Airbnb Taxes: Important Things You Should Know

Airbnb Taxes: Important Things You Should Know

Airbnb and a series of other home-sharing firms are fantastic ways to bring in extra income. You might have a spare room to let, lease out your house when on vacation, or even have another property to let on Airbnb.

If you are considering AirBnB, make sure to treat it as a business venture. This places some tax burden on you as well. If you know this on time, you can avoid any issue with Uncle Sam regarding tax time. 

Basics of AirBnB Taxes

There are some differences between Airbnb taxes and those paid in other self-employed businesses like Uber and Lyft driving. 

For people that rent their AirBnB on a very short time basis, an idea of the 14-day rule matters. 

  • For short-term rentals of 14 days or less, there is no need to pay Airbnb taxes. As a result, you will have no AirBnB tax debt for that year. 

  • This applies provided you use the property for nothing less than 14 days every year.

  • The same treatment applies to renting rooms in your house. You neither need to pay taxes or even include it in your return if you rent a room for less than 14 days a year. 

However, there is a catch in the sense that not reporting AirBnB income for less than 14 weeks also disqualifies you from deducting business expenses related to Airbnb operation. On the other hand, itemizing your deductions qualifies you for the typical property tax deduction.

Adequate Record are Essential 

The importance of record-keeping for all businesses cannot be overemphasized, and Airbnb is not an exception. There will be a series of business expenses with your income, which can significantly bring down your tax liability if you record them. 

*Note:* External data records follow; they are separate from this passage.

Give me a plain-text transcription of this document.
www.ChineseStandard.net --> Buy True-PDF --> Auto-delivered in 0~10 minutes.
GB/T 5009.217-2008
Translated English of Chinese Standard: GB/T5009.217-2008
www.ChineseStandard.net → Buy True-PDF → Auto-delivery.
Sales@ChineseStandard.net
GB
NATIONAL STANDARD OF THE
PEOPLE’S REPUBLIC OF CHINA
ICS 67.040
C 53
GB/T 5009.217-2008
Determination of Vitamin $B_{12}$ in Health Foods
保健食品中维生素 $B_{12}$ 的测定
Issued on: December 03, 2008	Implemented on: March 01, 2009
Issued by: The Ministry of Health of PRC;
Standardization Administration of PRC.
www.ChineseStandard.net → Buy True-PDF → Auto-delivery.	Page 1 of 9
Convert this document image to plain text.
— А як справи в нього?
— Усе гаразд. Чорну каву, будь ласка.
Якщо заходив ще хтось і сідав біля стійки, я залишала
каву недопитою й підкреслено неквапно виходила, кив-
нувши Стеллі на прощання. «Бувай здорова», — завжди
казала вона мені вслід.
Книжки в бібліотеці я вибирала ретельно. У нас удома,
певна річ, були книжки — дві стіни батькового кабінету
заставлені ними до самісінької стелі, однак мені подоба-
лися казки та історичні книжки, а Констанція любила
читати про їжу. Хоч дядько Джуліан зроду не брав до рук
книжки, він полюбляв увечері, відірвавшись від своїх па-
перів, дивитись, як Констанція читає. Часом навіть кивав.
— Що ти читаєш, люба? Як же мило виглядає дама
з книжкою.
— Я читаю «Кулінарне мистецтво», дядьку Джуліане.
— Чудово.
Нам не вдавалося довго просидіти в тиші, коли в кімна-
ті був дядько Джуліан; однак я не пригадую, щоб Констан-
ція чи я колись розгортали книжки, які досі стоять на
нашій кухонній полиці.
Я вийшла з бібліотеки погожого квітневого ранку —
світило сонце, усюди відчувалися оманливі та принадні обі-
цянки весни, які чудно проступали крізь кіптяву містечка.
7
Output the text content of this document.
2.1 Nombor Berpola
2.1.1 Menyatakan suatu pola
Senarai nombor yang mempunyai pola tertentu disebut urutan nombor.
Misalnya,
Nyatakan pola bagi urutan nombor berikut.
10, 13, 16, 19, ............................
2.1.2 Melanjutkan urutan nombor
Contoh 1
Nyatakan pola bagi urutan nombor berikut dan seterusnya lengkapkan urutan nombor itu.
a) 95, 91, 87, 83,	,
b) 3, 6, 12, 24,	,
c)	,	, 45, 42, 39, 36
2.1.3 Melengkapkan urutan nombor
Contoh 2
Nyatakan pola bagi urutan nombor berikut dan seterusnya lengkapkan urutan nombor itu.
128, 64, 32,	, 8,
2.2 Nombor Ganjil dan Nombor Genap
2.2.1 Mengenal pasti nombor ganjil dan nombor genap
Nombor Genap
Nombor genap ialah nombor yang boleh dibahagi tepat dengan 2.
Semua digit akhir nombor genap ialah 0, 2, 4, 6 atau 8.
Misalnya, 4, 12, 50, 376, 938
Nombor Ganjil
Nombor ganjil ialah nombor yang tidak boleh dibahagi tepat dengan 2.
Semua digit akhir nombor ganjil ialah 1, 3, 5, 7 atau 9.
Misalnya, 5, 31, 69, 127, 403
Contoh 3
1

Ensure you have good records so that you can present what you spent and your exact income when you rent the property. Your invoices for expenses and receipts are all essential. 

Every ordinary and necessary business expense can be deducted from whatever tax you pay on Airbnb. Things like:

  • Refreshment for your renters

  • Cleaning services

  • Expenses associated with repair and refurbishment of the rental room

  • Price of items you got for the room

With adequate and solid records, you have something to fall back to as proof rather than scrambling to figure out your taxes when it's time for taxes. 

Business Expenses and AirBnB Service Fees 

Airbnb and other platforms you use to rent your property might send you a 1099 form. With the data on the form, you can estimate your income and self-employment tax. 

It is essential to fill out Form W-9 when you start your Airbnb rental business. Failure to do so will make the company withhold part of your earnings as tax (28%). You would not have to pay up to 28% if you handled the tax yourself on your tax return in many cases. 

In examining your documents online with AirBnB, the amounts present will typically reflect the income before the deduction of service fees and expenses from another platform. 

This means that the income will be higher than what will reflect in your bank account since the provider removed the fees directly. One can deduct the entire cost as business expenses since the expenses are essential to operate the rental business. 

Airbnb Reports to Uncle Sam

Your getting a 1099 form from Airbnb is a factor of what you made in the year. 

For people with more than 200 reservations that amounted to an income above $20,000 in a year, you will get Form 1099-K from AirBnB. Operating a series of Airbnb accounts will also qualify you for more than a single tax form.

You and Uncle Sam get a copy of this form which means the IRS will cross check your tax return with its record. Mind you; you need not meet this threshold to report AirBnB income on your return.